Se nella prima parte accompagniamo il protagonista nel suo girovagare alla ricerca di questa misteriosa figura femminile, con lunghe inquadrature che si accostano l’una all’altra con sapienza poetica, nella seconda metà del film il regista vuole farci sperimentare un vero e proprio “sogno ad occhi aperti”. Luo Hongwu entra in una piccola sala cinematografica; quella notte un’incontro lo attende, così spera. Indossa un paio di occhiali 3D e poggia il capo. Il buio dissolve tutto e sospende la storia; immediatamente dopo, dal nero, emerge la piccola luce di una lanterna che si muove nell’oscurità di un tunnel sotterraneo. In un lungo piano sequenza di 59 minuti ci muoviamo con Luo Hongwu dalle profondità di una miniera fino a sollevarci in volo sopra le case di un villaggio diroccato. Nessuno stacco, nessuna pausa di respiro. Come afferma il regista stesso, per lui i sogni non hanno una visione frammentata, ma sono invece una «sequenza ininterrotta».

 

È questa un’opera di intensa e coerente originalità in un panorama che raramente prova a distaccarsi dalla consuetudine. Scalza gli stilemi di ciò che è in voga e pesca nella matrice più sicura e stabile per un artista: la propria interiorità.

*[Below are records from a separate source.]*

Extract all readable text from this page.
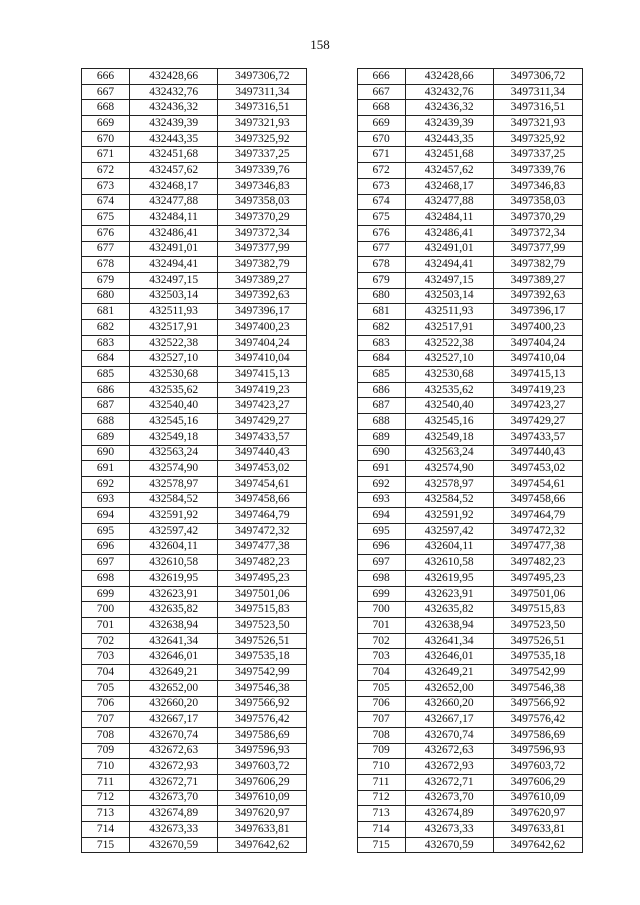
158
666	432428,66	3497306,72		666	432428,66	3497306,72
667	432432,76	3497311,34		667	432432,76	3497311,34
668	432436,32	3497316,51		668	432436,32	3497316,51
669	432439,39	3497321,93		669	432439,39	3497321,93
670	432443,35	3497325,92		670	432443,35	3497325,92
671	432451,68	3497337,25		671	432451,68	3497337,25
672	432457,62	3497339,76		672	432457,62	3497339,76
673	432468,17	3497346,83		673	432468,17	3497346,83
674	432477,88	3497358,03		674	432477,88	3497358,03
675	432484,11	3497370,29		675	432484,11	3497370,29
676	432486,41	3497372,34		676	432486,41	3497372,34
677	432491,01	3497377,99		677	432491,01	3497377,99
678	432494,41	3497382,79		678	432494,41	3497382,79
679	432497,15	3497389,27		679	432497,15	3497389,27
680	432503,14	3497392,63		680	432503,14	3497392,63
681	432511,93	3497396,17		681	432511,93	3497396,17
682	432517,91	3497400,23		682	432517,91	3497400,23
683	432522,38	3497404,24		683	432522,38	3497404,24
684	432527,10	3497410,04		684	432527,10	3497410,04
685	432530,68	3497415,13		685	432530,68	3497415,13
686	432535,62	3497419,23		686	432535,62	3497419,23
687	432540,40	3497423,27		687	432540,40	3497423,27
688	432545,16	3497429,27		688	432545,16	3497429,27
689	432549,18	3497433,57		689	432549,18	3497433,57
690	432563,24	3497440,43		690	432563,24	3497440,43
691	432574,90	3497453,02		691	432574,90	3497453,02
692	432578,97	3497454,61		692	432578,97	3497454,61
693	432584,52	3497458,66		693	432584,52	3497458,66
694	432591,92	3497464,79		694	432591,92	3497464,79
695	432597,42	3497472,32		695	432597,42	3497472,32
696	432604,11	3497477,38		696	432604,11	3497477,38
697	432610,58	3497482,23		697	432610,58	3497482,23
698	432619,95	3497495,23		698	432619,95	3497495,23
699	432623,91	3497501,06		699	432623,91	3497501,06
700	432635,82	3497515,83		700	432635,82	3497515,83
701	432638,94	3497523,50		701	432638,94	3497523,50
702	432641,34	3497526,51		702	432641,34	3497526,51
703	432646,01	3497535,18		703	432646,01	3497535,18
704	432649,21	3497542,99		704	432649,21	3497542,99
705	432652,00	3497546,38		705	432652,00	3497546,38
706	432660,20	3497566,92		706	432660,20	3497566,92
707	432667,17	3497576,42		707	432667,17	3497576,42
708	432670,74	3497586,69		708	432670,74	3497586,69
709	432672,63	3497596,93		709	432672,63	3497596,93
710	432672,93	3497603,72		710	432672,93	3497603,72
711	432672,71	3497606,29		711	432672,71	3497606,29
712	432673,70	3497610,09		712	432673,70	3497610,09
713	432674,89	3497620,97		713	432674,89	3497620,97
714	432673,33	3497633,81		714	432673,33	3497633,81
715	432670,59	3497642,62		715	432670,59	3497642,62
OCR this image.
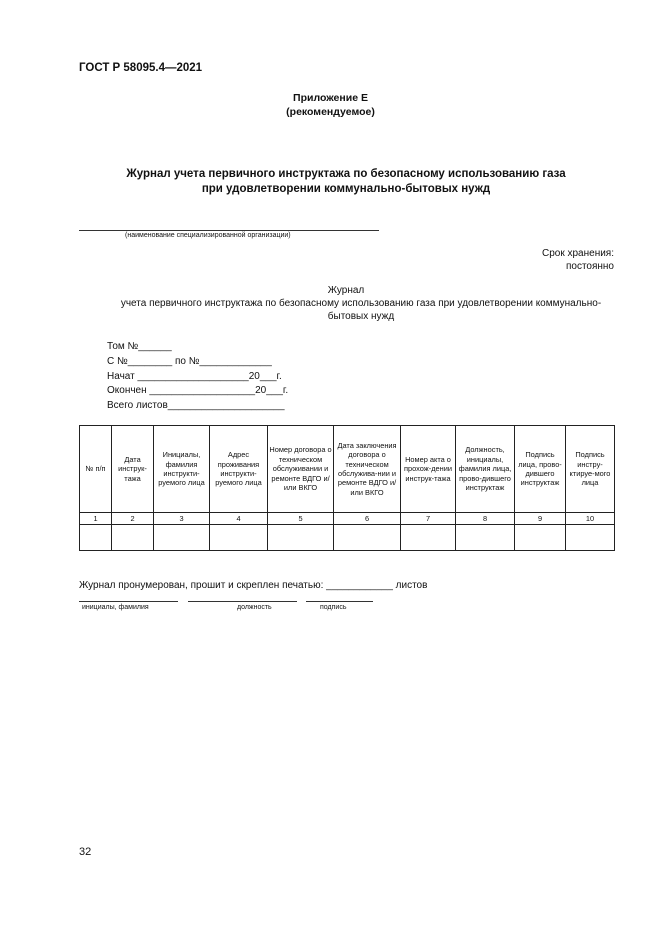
ГОСТ Р 58095.4—2021
Приложение Е
(рекомендуемое)
Журнал учета первичного инструктажа по безопасному использованию газа
при удовлетворении коммунально-бытовых нужд
(наименование специализированной организации)
Срок хранения:
постоянно
Журнал
учета первичного инструктажа по безопасному использованию газа при удовлетворении коммунально-бытовых нужд
Том №______
С №________ по №_____________
Начат ____________________20___г.
Окончен ___________________20___г.
Всего листов_____________________
№ п/п	Дата инструк-тажа	Инициалы, фамилия инструкти-руемого лица	Адрес проживания инструкти-руемого лица	Номер договора о техническом обслуживании и ремонте ВДГО и/или ВКГО	Дата заключения договора о техническом обслужива-нии и ремонте ВДГО и/или ВКГО	Номер акта о прохож-дении инструк-тажа	Должность, инициалы, фамилия лица, прово-дившего инструктаж	Подпись лица, прово-дившего инструктаж	Подпись инстру-ктируе-мого лица
1	2	3	4	5	6	7	8	9	10

Журнал пронумерован, прошит и скреплен печатью: ____________ листов
инициалы, фамилия	должность	подпись
32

L’uomo vive essenzialmente perché è capace di ricordare; l’uomo smette di vivere quando adombra la memoria dietro gli abbagli del giorno. E la memoria è coscienza della nostalgia, platonicamente intesa, è attesa dell’Intuizione che ha origine dove fiorisce l’Albero della Vita. A quest’Albero l’uomo si accosta per rigenerarsi e lo fa spesso durante il sogno. Esso infatti viene da lontano e conduce ancora più lontano. Una finestra socchiusa muove l’aria e le piccole luci della stanza; i contorni mutano e la casa sembra volteggiare come per un incantesimo. Forse l’uomo ha smesso di credere ai sogni perché accecato da uno smisurato realismo? Essi sì, sono spesso enigmatici e semplici materializzazioni di residui psichici, ma talvolta ci schiudono verità inattese e profetiche. Sono sostanza del regno intermedio, mistero e speranza. E cosa resta all’uomo se gli vengono negati il mistero e la speranza? Quando si spengono le luci del giorno altri lumi rischiarano la strada, ma non sempre ci è dato vederli e non a tutti.

 

 

Luo Hongwu trova infine l’amore nel suo sogno, dove le dissonanze si congiungono in una superiore armonia, che è appunto amore. Può baciare la sua amata, anche se «la luna sembra distante questa notte», perché ha fede nell’incantesimo che muoverà le pareti della casa, come in una danza. E nell’abbraccio, si schiude la notte al saluto dell’aurora. E come le ombre della notte si protendono sino alla veglia, così immaginiamo che il sogno distenda le sue fantasie e i suoi piaceri nella vita diurna. Perché due vite appunto noi viviamo, ed esse si parlano molto più di quanto possiamo credere. È il ricordo che non lascerà svanire tutto, perché il ricordo ci rammenta che siamo anima, e l’anima ci indica dove è la nostra vera casa.